Once again, our Emergency Response Team immediately assembled to begin handling the many issues flowing out of a student death—notification of next of kin, support for fellow students, organization of memorials, interaction with the police. It’s a longer list than that, and I wish I could say that our team had to work through a dusty and unfamiliar protocol. Regrettably, after a year that began last March 27, 2010 with the death of Jack Windeler, the team knows the routine by (heavy) heart. Yet familiarity hasn’t dampened their compassion or their attention to detail, so I would like to record here my profound appreciation of Dean John Pierce’s leadership and the work of his colleagues, in particular Chaplain Brian Yealland and Dr. Mike Condra, throughout the Student Affairs portfolio. I should also note the heroic efforts of Eric Windeler, father of Jack, who in the year since his son’s death has become an impassioned activist on behalf of mental health issues (a subject I will return to below) at Canada’s school and universities through The Jack Project.
On Tuesday night, we will gather to grieve for Andrew Lloyd, just as we have mourned Robert Nason and Jack Windeler, as well as Habib Khan and Cameron Bruce, the latter two who died as the result of falls last term. (In the past, we have sustained other losses of students, out of town, too, which are not forgotten.) In early May, we will open a fifth consecutive Board of Trustees meeting with a moment of silence and a report on this latest tragic event.
It isn’t death in itself, however, that is tragic, even if it is always sad. We are accustomed to announcing deaths on campus, as we say goodbye to long-serving faculty or staff members, mostly after full lives, and typically marked by as much joyous remembrance of their achievements and contributions to the world and their families as about regret at their passing. The Queen’s Alumni Review similarly records the ending of lives, shorter or longer, among our graduates, along with happier events like births and marriages.
But it is a different and much sharper sadness when it is our young who are being mourned. While we can and should focus on the positive aspects of our brief interactions with a young soul now prematurely departed from this world, we are also deeply aware of the promise unfulfilled, of all the good that they might have done in the world. My wife Julie and I have occasion to talk about this sense of loss personally, as she lost her older sister Lisa (who was only 19) many years ago in a way that was preventable (in Lisa’s case, a misdiagnosed illness that could have been cured easily if properly identified. She wanted to be a vet.) There is no getting around it: there is little more melancholic at a university, a place that normally glows with the incandescent energy of youth, than the early extinguishing of one of its thousands of candles.
And yet, it is at these moments that we come together as a community, and show ourselves at our best. If it has been a tough year in this and other respects, it has also been one for celebrating achievement, which we will do in a few weeks at spring Convocation. But this blog isn’t the place to highlight our many successes in research, teaching and learning, nor our superb varsity athletics performances, nor all the good news that comes out of the dozens of socially responsible actions that our students, staff and faculty take every day, at their own initiative and with no thought of reward apart from the satisfaction of having done good.

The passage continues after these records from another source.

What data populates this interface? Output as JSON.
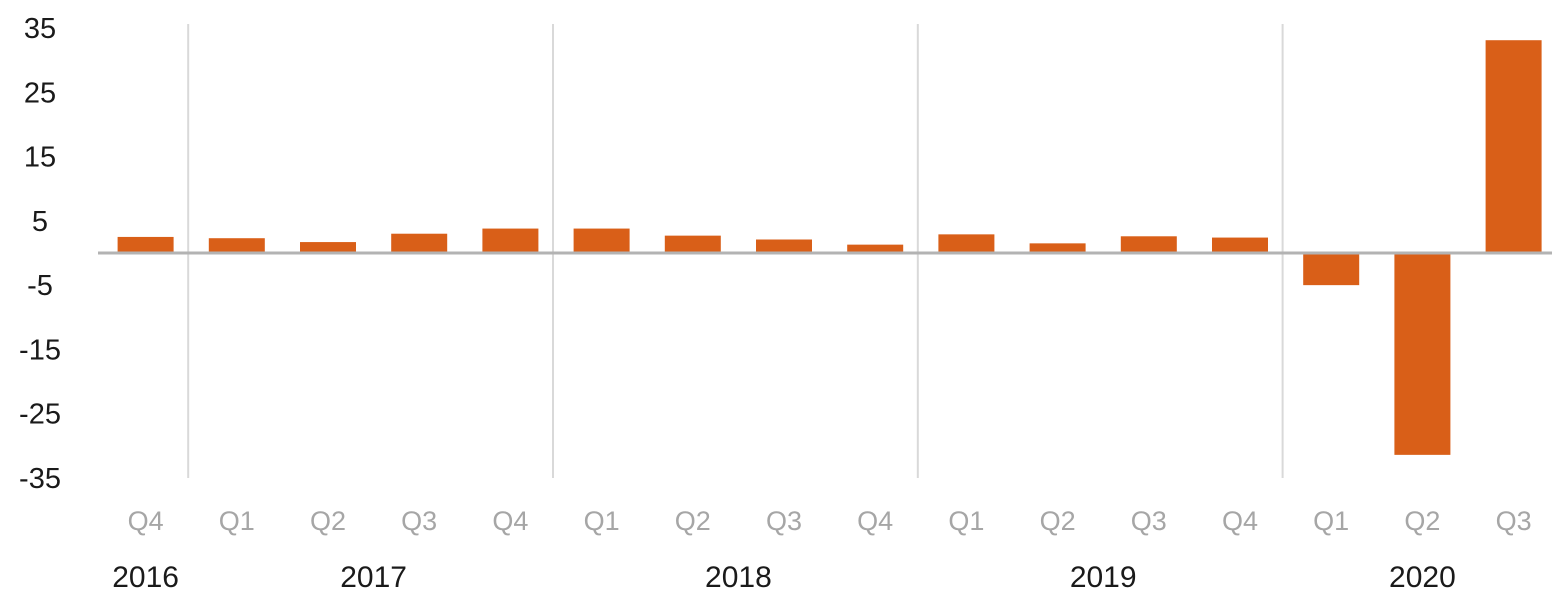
{
  "chart_data": {
    "type": "bar",
    "title": "",
    "xlabel": "",
    "ylabel": "",
    "ylim": [
      -35,
      35
    ],
    "yticks": [
      "35",
      "25",
      "15",
      "5",
      "-5",
      "-15",
      "-25",
      "-35"
    ],
    "categories": [
      "Q4",
      "Q1",
      "Q2",
      "Q3",
      "Q4",
      "Q1",
      "Q2",
      "Q3",
      "Q4",
      "Q1",
      "Q2",
      "Q3",
      "Q4",
      "Q1",
      "Q2",
      "Q3"
    ],
    "years": [
      {
        "label": "2016",
        "start": 0,
        "count": 1
      },
      {
        "label": "2017",
        "start": 1,
        "count": 4
      },
      {
        "label": "2018",
        "start": 5,
        "count": 4
      },
      {
        "label": "2019",
        "start": 9,
        "count": 4
      },
      {
        "label": "2020",
        "start": 13,
        "count": 3
      }
    ],
    "series": [
      {
        "values": [
          2.5,
          2.3,
          1.7,
          3.0,
          3.8,
          3.8,
          2.7,
          2.1,
          1.3,
          2.9,
          1.5,
          2.6,
          2.4,
          -5.0,
          -31.4,
          33.1
        ]
      }
    ],
    "colors": {
      "bar": "#d95f18",
      "zero_line": "#b3b3b3",
      "year_separator": "#d9d9d9"
    },
    "grid": false,
    "legend": "none"
  }
}
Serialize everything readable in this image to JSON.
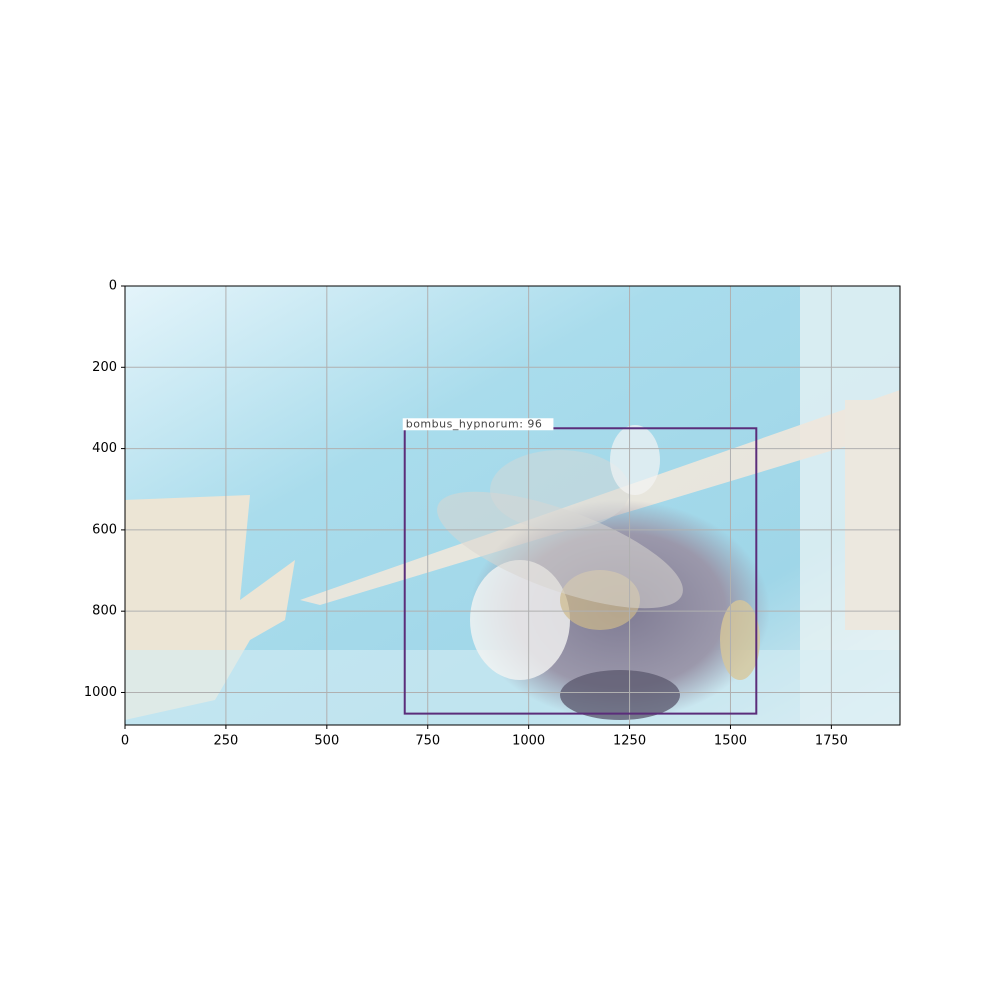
{
  "chart_data": {
    "type": "image",
    "xlim": [
      0,
      1920
    ],
    "ylim": [
      1080,
      0
    ],
    "xticks": [
      0,
      250,
      500,
      750,
      1000,
      1250,
      1500,
      1750
    ],
    "yticks": [
      0,
      200,
      400,
      600,
      800,
      1000
    ],
    "grid": true,
    "boxes": [
      {
        "label": "bombus_hypnorum: 96",
        "x": [
          693,
          1564
        ],
        "y": [
          350,
          1052
        ],
        "color": "#5b2d7a"
      }
    ]
  }
}
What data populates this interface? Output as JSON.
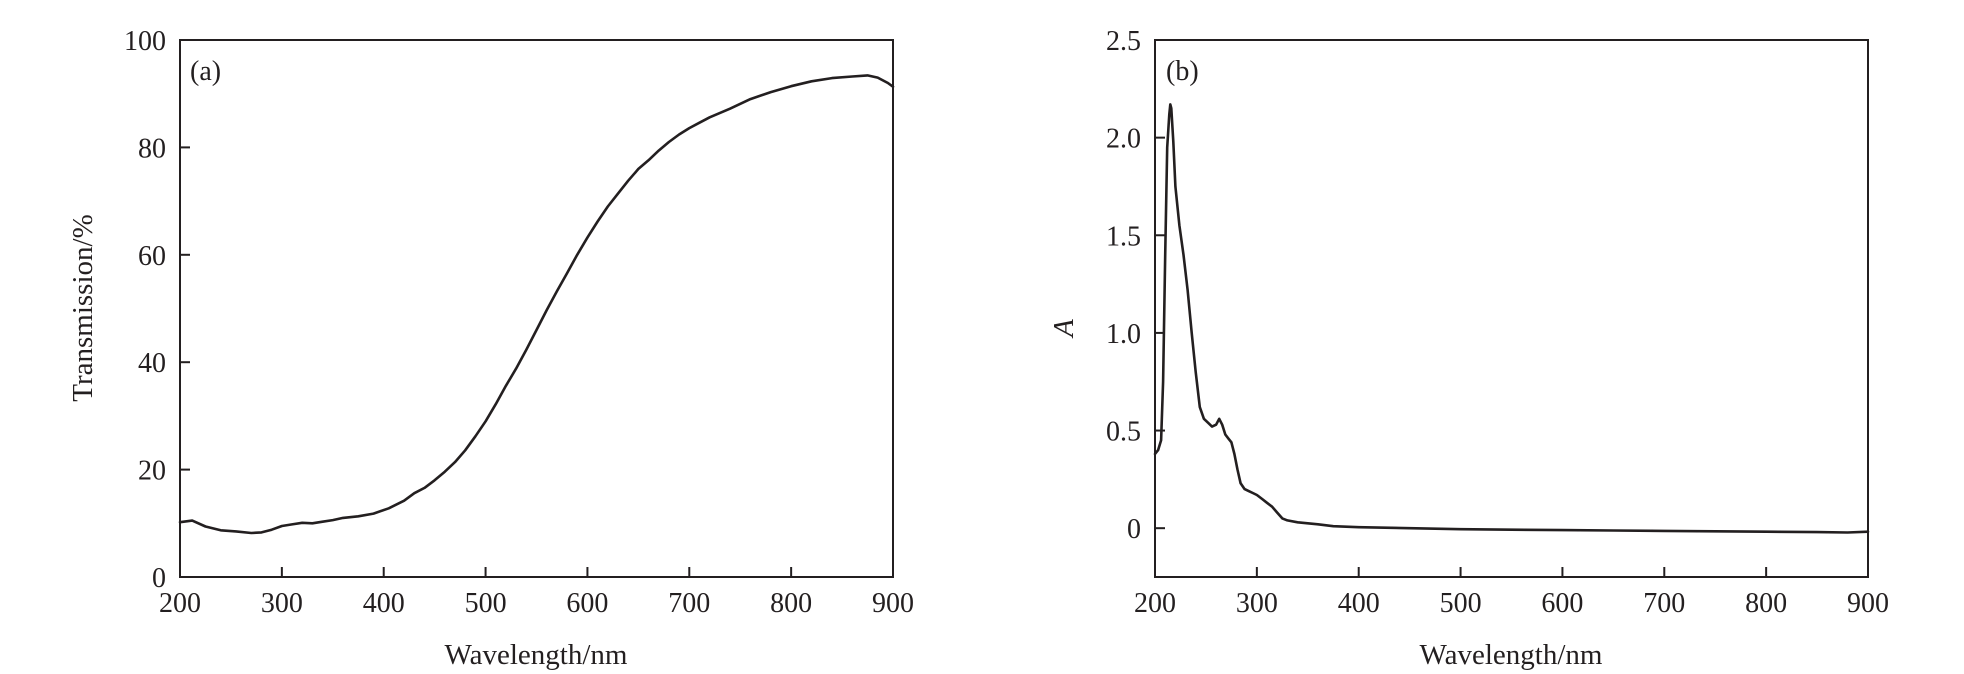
{
  "chart_data": [
    {
      "type": "line",
      "panel_label": "(a)",
      "xlabel": "Wavelength/nm",
      "ylabel": "Transmission/%",
      "xlim": [
        200,
        900
      ],
      "ylim": [
        0,
        100
      ],
      "xticks": [
        200,
        300,
        400,
        500,
        600,
        700,
        800,
        900
      ],
      "yticks": [
        0,
        20,
        40,
        60,
        80,
        100
      ],
      "xtick_labels": [
        "200",
        "300",
        "400",
        "500",
        "600",
        "700",
        "800",
        "900"
      ],
      "ytick_labels": [
        "0",
        "20",
        "40",
        "60",
        "80",
        "100"
      ],
      "grid": false,
      "series": [
        {
          "color": "#231f20",
          "x": [
            200,
            212,
            225,
            240,
            255,
            270,
            280,
            290,
            300,
            310,
            320,
            330,
            340,
            350,
            360,
            375,
            390,
            405,
            420,
            430,
            440,
            450,
            460,
            470,
            480,
            490,
            500,
            510,
            520,
            530,
            540,
            550,
            560,
            570,
            580,
            590,
            600,
            610,
            620,
            630,
            640,
            650,
            660,
            670,
            680,
            690,
            700,
            710,
            720,
            740,
            760,
            780,
            800,
            820,
            840,
            860,
            875,
            885,
            895,
            900
          ],
          "y": [
            10.2,
            10.5,
            9.4,
            8.7,
            8.5,
            8.2,
            8.3,
            8.8,
            9.5,
            9.8,
            10.1,
            10.0,
            10.3,
            10.6,
            11.0,
            11.3,
            11.8,
            12.8,
            14.2,
            15.6,
            16.6,
            18.0,
            19.6,
            21.4,
            23.6,
            26.2,
            29.0,
            32.2,
            35.6,
            38.8,
            42.3,
            46.0,
            49.7,
            53.2,
            56.6,
            60.0,
            63.2,
            66.2,
            69.0,
            71.4,
            73.8,
            76.0,
            77.6,
            79.4,
            81.0,
            82.4,
            83.6,
            84.6,
            85.6,
            87.2,
            89.0,
            90.3,
            91.4,
            92.3,
            92.9,
            93.2,
            93.4,
            93.0,
            92.0,
            91.3
          ]
        }
      ]
    },
    {
      "type": "line",
      "panel_label": "(b)",
      "xlabel": "Wavelength/nm",
      "ylabel": "A",
      "xlim": [
        200,
        900
      ],
      "ylim": [
        -0.25,
        2.5
      ],
      "xticks": [
        200,
        300,
        400,
        500,
        600,
        700,
        800,
        900
      ],
      "yticks": [
        0,
        0.5,
        1.0,
        1.5,
        2.0,
        2.5
      ],
      "xtick_labels": [
        "200",
        "300",
        "400",
        "500",
        "600",
        "700",
        "800",
        "900"
      ],
      "ytick_labels": [
        "0",
        "0.5",
        "1.0",
        "1.5",
        "2.0",
        "2.5"
      ],
      "grid": false,
      "series": [
        {
          "color": "#231f20",
          "x": [
            200,
            203,
            206,
            208,
            210,
            212,
            214,
            215,
            216,
            218,
            220,
            224,
            228,
            232,
            236,
            240,
            244,
            248,
            252,
            256,
            260,
            263,
            266,
            269,
            272,
            275,
            278,
            281,
            284,
            288,
            292,
            296,
            300,
            305,
            310,
            315,
            320,
            325,
            330,
            340,
            350,
            360,
            375,
            400,
            450,
            500,
            550,
            600,
            650,
            700,
            750,
            800,
            850,
            880,
            900
          ],
          "y": [
            0.38,
            0.4,
            0.45,
            0.75,
            1.4,
            1.95,
            2.12,
            2.17,
            2.15,
            1.98,
            1.75,
            1.55,
            1.4,
            1.22,
            1.0,
            0.8,
            0.62,
            0.56,
            0.54,
            0.52,
            0.53,
            0.56,
            0.53,
            0.48,
            0.46,
            0.44,
            0.38,
            0.3,
            0.23,
            0.2,
            0.19,
            0.18,
            0.17,
            0.15,
            0.13,
            0.11,
            0.08,
            0.05,
            0.04,
            0.03,
            0.025,
            0.02,
            0.01,
            0.005,
            0.0,
            -0.005,
            -0.008,
            -0.01,
            -0.012,
            -0.014,
            -0.016,
            -0.018,
            -0.02,
            -0.022,
            -0.018
          ]
        }
      ]
    }
  ]
}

Rather, I want to close with a pair of inspirational initiatives taken by our students in response to the most recent tragedy (Doubtless there are others, but these are the two that have come to my attention in recent days). Third year arts and science student Kevin Imrie has initiated “Queen’s Loves U” for Thursday, April 7, the end of classes. We are all encouraged to speak with our peers, friends and colleagues and wear the external symbols of our little commonwealth of learning, whether it be tricolour clothing, a Queen’s pin, a tam etc. Various events have been suggested to go along with this. If you have ideas, you can email email@example.com or post to the Queen’s loves U Facebook page. The day should be an occasion, as Kevin suggests, not only for providing mutual solace, but for reminding ourselves of all the good things that we have collectively and individually done. Above all, it’s a day for reaching out. To quote the novelist E.M. Forster’s words, ending his A Passage to India: ‘Only connect’.
The second inspirational act comes from a moving Facebook entry by incoming AMS Academic Affairs commissioner Mira Dineen, drawing attention to the issue of mental health which has been made topical this year by some of our unhappy episodes, and which is rapidly emerging across all campuses in Canada as a major challenge. Mira’s remarks note the necessity for openness on the many issues pertaining to mental health and well-being, too long hidden in the shadows. I will write a bit more about that subject in a later blog, as it deserves attention in its own right, but Mira, like Kevin, encourages us to support one another.
Let me close by wishing all our students success in their exams—a time of anxiety as noted in last week’s Journal. But I also want to encourage you to do as Kevin and Mira have suggested: watch out for each other, and if you yourself are having difficulties, don’t hesitate to talk to someone. Queen’s does love you; our faculty and staff, as well as your friends, are here to listen and help.